Self-training Strategies for Handwriting Word Recognition

  • Authors:
  • Volkmar Frinken;Horst Bunke

  • Affiliations:
  • Institute of Computer Science and Applied Mathematics, University of Bern, Bern, Switzerland CH-3012;Institute of Computer Science and Applied Mathematics, University of Bern, Bern, Switzerland CH-3012

  • Venue:
  • ICDM '09 Proceedings of the 9th Industrial Conference on Advances in Data Mining. Applications and Theoretical Aspects
  • Year:
  • 2009

Quantified Score

Hi-index 0.00

Visualization

Abstract

Handwriting recognition is an emerging subfield of human-computer interaction that has many potential industrial applications, e.g. in postal automation, bank check processing, and automatic form reading. Training a recognizer, however, requires a substantial amount of training examples together with their corresponding ground truth, which needs to be created by humans.

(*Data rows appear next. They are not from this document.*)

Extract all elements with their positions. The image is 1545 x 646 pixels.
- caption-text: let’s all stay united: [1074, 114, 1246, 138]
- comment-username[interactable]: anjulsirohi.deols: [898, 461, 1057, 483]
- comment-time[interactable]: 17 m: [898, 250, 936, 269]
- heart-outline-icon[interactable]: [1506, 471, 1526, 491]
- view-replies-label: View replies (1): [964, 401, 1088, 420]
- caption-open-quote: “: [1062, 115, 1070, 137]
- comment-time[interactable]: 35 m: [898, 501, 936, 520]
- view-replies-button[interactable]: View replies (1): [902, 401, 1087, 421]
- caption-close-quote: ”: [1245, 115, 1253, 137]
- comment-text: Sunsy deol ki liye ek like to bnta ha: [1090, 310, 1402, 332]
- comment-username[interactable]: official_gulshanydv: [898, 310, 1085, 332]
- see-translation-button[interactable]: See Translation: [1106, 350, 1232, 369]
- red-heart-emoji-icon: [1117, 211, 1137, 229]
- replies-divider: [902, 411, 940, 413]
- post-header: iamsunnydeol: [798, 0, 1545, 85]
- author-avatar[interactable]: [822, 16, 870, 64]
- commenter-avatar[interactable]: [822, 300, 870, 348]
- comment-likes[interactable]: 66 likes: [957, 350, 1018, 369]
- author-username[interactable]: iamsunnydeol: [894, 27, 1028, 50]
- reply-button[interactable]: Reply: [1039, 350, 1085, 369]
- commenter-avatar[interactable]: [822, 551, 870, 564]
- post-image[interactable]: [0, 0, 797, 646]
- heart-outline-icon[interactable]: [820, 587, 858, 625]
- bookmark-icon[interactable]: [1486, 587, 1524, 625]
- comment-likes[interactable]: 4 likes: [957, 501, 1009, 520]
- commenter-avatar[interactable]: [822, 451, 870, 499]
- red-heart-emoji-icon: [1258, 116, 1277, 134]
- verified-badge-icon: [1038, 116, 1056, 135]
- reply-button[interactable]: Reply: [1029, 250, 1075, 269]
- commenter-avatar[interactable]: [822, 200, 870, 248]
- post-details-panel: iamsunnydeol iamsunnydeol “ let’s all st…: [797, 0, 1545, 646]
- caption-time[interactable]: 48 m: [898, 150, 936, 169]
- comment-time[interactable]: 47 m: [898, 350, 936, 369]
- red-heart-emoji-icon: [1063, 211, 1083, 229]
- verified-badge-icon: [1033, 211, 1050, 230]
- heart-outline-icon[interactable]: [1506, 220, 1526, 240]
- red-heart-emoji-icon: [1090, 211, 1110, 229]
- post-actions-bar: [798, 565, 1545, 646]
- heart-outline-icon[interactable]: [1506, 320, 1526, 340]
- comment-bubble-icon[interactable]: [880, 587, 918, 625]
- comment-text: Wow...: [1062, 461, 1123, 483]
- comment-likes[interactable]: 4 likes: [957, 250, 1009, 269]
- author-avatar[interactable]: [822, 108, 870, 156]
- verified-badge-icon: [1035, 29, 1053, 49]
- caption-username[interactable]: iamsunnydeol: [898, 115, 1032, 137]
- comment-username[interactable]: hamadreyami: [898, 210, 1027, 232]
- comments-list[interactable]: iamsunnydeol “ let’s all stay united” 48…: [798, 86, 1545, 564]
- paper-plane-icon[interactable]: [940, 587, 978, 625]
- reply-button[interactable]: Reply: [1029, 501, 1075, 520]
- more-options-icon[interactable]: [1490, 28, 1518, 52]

A promising way to significantly reduce this effort, and hence cut system development costs, is offered by semi-supervised learning, in which both text with and text without transcription is used for training. However, until today there is no straightforward and established way of semi-supervised learning, particularly not for handwriting recognition. In the self-training approach, an initially trained recognition system creates a new training set from unlabeled data. Using this set, a new recognizer is created. The creation of the training set is done by selecting elements from the unlabeled set, according to their recognition confidence. The success of self-training depends crucially on the data selected. In this paper, we test and compare different rules used to select new training data for single word recognition with and without additional language information in the form of a dictionary. We demonstrate that it is possible to substantially increase the recognition accuracy for both systems.